Nous avons pris le chemin inverse. Plutôt que de parler du cabinet, nous l'avons placé là où les gens posaient réellement leurs questions, avec une réponse claire et complète. La personne qui paniquait en recevant une mise en demeure abusive tombait sur une explication qui l'aidait vraiment. Avant même de décrocher son téléphone, elle s'était dit : « eux, ils savent de quoi ils parlent. » L'expertise, on l'a prouvée en rendant service, sans avoir à la revendiquer.
La méthode
Comment on s'y est pris
D'abord, retrouver où se cachaient les clients
Avant d'écrire la moindre ligne, on a cartographié les moments où quelqu'un avait besoin de ce cabinet sans encore le savoir. Avec le temps, on avait appris à reconnaître ces requêtes-là : celles où la personne est déjà dans son problème, pas seulement en train de comparer des noms. En droit des affaires, trois univers sont ressortis, et on a surtout regardé ce qu'ils valaient vraiment.
| Mot-clé visé | Recherches / mois | Prix du clic en pub |
|---|---|---|
| mise en demeure | 22 200 | 1,55 € |
| injonction de payer | 5 400 | 1,69 € |
| assignation en justice | 3 600 | 0,68 € |
| recouvrement de créances | 210 | 9,84 € |
| avocat liquidation judiciaire | 480 | 12,23 € |
« Mise en demeure », c'était 22 200 recherches par mois, un clic facturé 1,55 € en publicité. On l'a capté en organique, et il est resté. Ça a été le premier arbitrage : aller chercher le volume que les autres payaient cher, et l'obtenir durablement.
Choisir ses batailles
Le réflexe habituel, c'est de foncer sur « avocat d'affaires » ou « avocat recouvrement ». On ne l'a pas fait, volontairement : ces requêtes commerciales étaient rares, chères (un « avocat liquidation judiciaire » vaut plus de 12 € le clic) et âprement disputées.
Notre lecture, ici, a été différente pour ce cabinet. On a d'abord installé l'autorité sur les grandes questions, là où la confiance se gagne, comme « mise en demeure abusive » ou « nullité d'une ordonnance d'injonction de payer ». Ce qu'on observe, dans bien des cas : un cabinet qui répond bien à ces questions finit par remporter aussi les requêtes commerciales, presque naturellement.

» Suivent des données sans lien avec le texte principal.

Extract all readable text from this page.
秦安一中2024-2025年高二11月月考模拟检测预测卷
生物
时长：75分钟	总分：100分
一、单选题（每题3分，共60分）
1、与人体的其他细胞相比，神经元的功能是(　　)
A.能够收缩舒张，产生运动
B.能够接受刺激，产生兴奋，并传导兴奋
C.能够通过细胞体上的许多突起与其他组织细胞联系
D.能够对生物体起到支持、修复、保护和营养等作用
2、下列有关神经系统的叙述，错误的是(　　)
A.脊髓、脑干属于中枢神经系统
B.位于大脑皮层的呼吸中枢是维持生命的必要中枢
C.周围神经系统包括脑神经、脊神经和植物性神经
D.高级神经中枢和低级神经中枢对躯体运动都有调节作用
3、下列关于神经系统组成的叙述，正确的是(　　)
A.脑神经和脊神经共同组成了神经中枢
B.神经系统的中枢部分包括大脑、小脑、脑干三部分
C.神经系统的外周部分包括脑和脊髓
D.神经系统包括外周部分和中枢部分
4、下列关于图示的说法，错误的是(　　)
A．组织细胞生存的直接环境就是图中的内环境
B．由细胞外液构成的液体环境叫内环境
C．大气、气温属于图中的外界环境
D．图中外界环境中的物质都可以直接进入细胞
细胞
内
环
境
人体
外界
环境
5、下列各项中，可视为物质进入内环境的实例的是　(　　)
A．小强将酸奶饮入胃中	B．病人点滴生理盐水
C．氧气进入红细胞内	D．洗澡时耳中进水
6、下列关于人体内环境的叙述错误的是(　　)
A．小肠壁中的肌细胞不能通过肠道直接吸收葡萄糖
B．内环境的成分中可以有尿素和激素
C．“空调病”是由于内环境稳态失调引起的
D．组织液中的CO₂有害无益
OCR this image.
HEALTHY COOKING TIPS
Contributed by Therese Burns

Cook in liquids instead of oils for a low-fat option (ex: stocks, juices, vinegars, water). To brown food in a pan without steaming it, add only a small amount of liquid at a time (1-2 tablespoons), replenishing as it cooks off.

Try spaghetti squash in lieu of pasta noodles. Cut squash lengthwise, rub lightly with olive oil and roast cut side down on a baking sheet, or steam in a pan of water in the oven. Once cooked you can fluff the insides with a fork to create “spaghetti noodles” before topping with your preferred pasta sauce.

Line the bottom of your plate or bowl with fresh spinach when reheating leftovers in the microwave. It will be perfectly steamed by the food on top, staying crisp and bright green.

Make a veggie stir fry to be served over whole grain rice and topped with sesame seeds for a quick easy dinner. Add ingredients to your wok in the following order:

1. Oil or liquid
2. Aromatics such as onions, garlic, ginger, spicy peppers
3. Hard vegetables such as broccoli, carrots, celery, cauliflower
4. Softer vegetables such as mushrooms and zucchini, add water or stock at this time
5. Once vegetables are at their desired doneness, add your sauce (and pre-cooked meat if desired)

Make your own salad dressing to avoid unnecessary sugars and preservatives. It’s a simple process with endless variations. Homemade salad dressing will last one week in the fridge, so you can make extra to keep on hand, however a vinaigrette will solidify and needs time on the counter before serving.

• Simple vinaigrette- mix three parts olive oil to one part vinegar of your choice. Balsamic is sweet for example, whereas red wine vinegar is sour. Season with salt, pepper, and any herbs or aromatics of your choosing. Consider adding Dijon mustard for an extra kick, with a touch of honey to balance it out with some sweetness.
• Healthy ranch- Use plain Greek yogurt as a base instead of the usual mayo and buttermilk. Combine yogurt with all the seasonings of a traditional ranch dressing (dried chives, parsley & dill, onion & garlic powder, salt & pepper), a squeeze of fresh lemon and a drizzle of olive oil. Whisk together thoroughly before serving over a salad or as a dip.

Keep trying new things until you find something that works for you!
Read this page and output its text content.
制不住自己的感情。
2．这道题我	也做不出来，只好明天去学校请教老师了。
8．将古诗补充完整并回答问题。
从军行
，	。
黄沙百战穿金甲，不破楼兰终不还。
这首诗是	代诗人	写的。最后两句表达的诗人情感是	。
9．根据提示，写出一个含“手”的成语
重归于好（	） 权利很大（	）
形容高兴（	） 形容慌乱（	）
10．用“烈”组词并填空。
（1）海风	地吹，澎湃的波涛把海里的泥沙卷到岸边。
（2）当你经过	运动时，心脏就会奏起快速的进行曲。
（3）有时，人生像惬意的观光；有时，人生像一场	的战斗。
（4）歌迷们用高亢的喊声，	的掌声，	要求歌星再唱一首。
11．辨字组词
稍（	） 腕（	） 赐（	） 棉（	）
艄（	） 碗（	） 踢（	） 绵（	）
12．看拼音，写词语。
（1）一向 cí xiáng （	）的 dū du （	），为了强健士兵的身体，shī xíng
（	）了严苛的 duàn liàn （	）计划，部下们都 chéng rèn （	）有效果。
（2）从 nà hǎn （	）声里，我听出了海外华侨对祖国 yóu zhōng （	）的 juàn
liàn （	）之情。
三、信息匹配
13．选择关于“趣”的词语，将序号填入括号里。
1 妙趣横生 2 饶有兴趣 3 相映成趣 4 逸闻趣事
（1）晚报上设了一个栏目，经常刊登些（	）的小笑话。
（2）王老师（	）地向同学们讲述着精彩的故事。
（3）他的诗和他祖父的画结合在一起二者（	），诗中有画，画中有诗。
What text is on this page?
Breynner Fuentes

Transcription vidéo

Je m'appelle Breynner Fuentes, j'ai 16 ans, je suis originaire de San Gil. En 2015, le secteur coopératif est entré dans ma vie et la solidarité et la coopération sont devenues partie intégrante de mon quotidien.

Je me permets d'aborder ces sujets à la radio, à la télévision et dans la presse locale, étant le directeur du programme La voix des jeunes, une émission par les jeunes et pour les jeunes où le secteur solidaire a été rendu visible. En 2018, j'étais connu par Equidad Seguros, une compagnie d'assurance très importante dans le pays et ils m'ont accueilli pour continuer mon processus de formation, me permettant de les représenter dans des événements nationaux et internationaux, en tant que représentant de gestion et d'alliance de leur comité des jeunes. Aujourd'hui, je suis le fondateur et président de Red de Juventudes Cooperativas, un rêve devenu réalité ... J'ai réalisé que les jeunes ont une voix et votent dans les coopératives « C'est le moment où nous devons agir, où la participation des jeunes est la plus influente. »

Construire l'autorité, pièce par pièce
Concrètement, chaque grand sujet a reçu un guide de référence complet, entouré d'articles qui traitaient chaque question précise, le tout relié pour que Google comprenne que le cabinet faisait autorité. Pour donner une idée, voici un extrait de la cartographie construite pour l'univers de la mise en demeure, avec la position obtenue sur chaque question :
- Mise en demeure abusive : que faire ?pos 4,0
- Restée sans réponse : quelles suites ?pos 6,5
- Contester : le modèle de lettrepos 4,2
- Mise en demeure et intimidationpos 5,5
- Reçue de son employeurpos 4,9
- Exiger un remboursementpos 4,9
En coulisses, nos outils suivaient chaque semaine quelles questions montaient, lesquelles s'essoufflaient, où un concurrent laissait une porte ouverte. Le plus souvent, ce qui fait défaut, ce n'est pas l'écriture, mais quelque chose qu'on sous-estime au début : la récurrence. Tenir la qualité et le rythme, mois après mois, c'est ce qui a fini par installer le cabinet là où il fallait.
Pourquoi ça a tenu
Ce qui s'est construit ainsi n'est pas retombé. Le trafic a grimpé mois après mois, comme le montre la courbe plus haut, et il est resté. C'est la nature du référencement : une position qui se prend lentement, et qui, une fois acquise, continue de travailler pour le cabinet, même la nuit.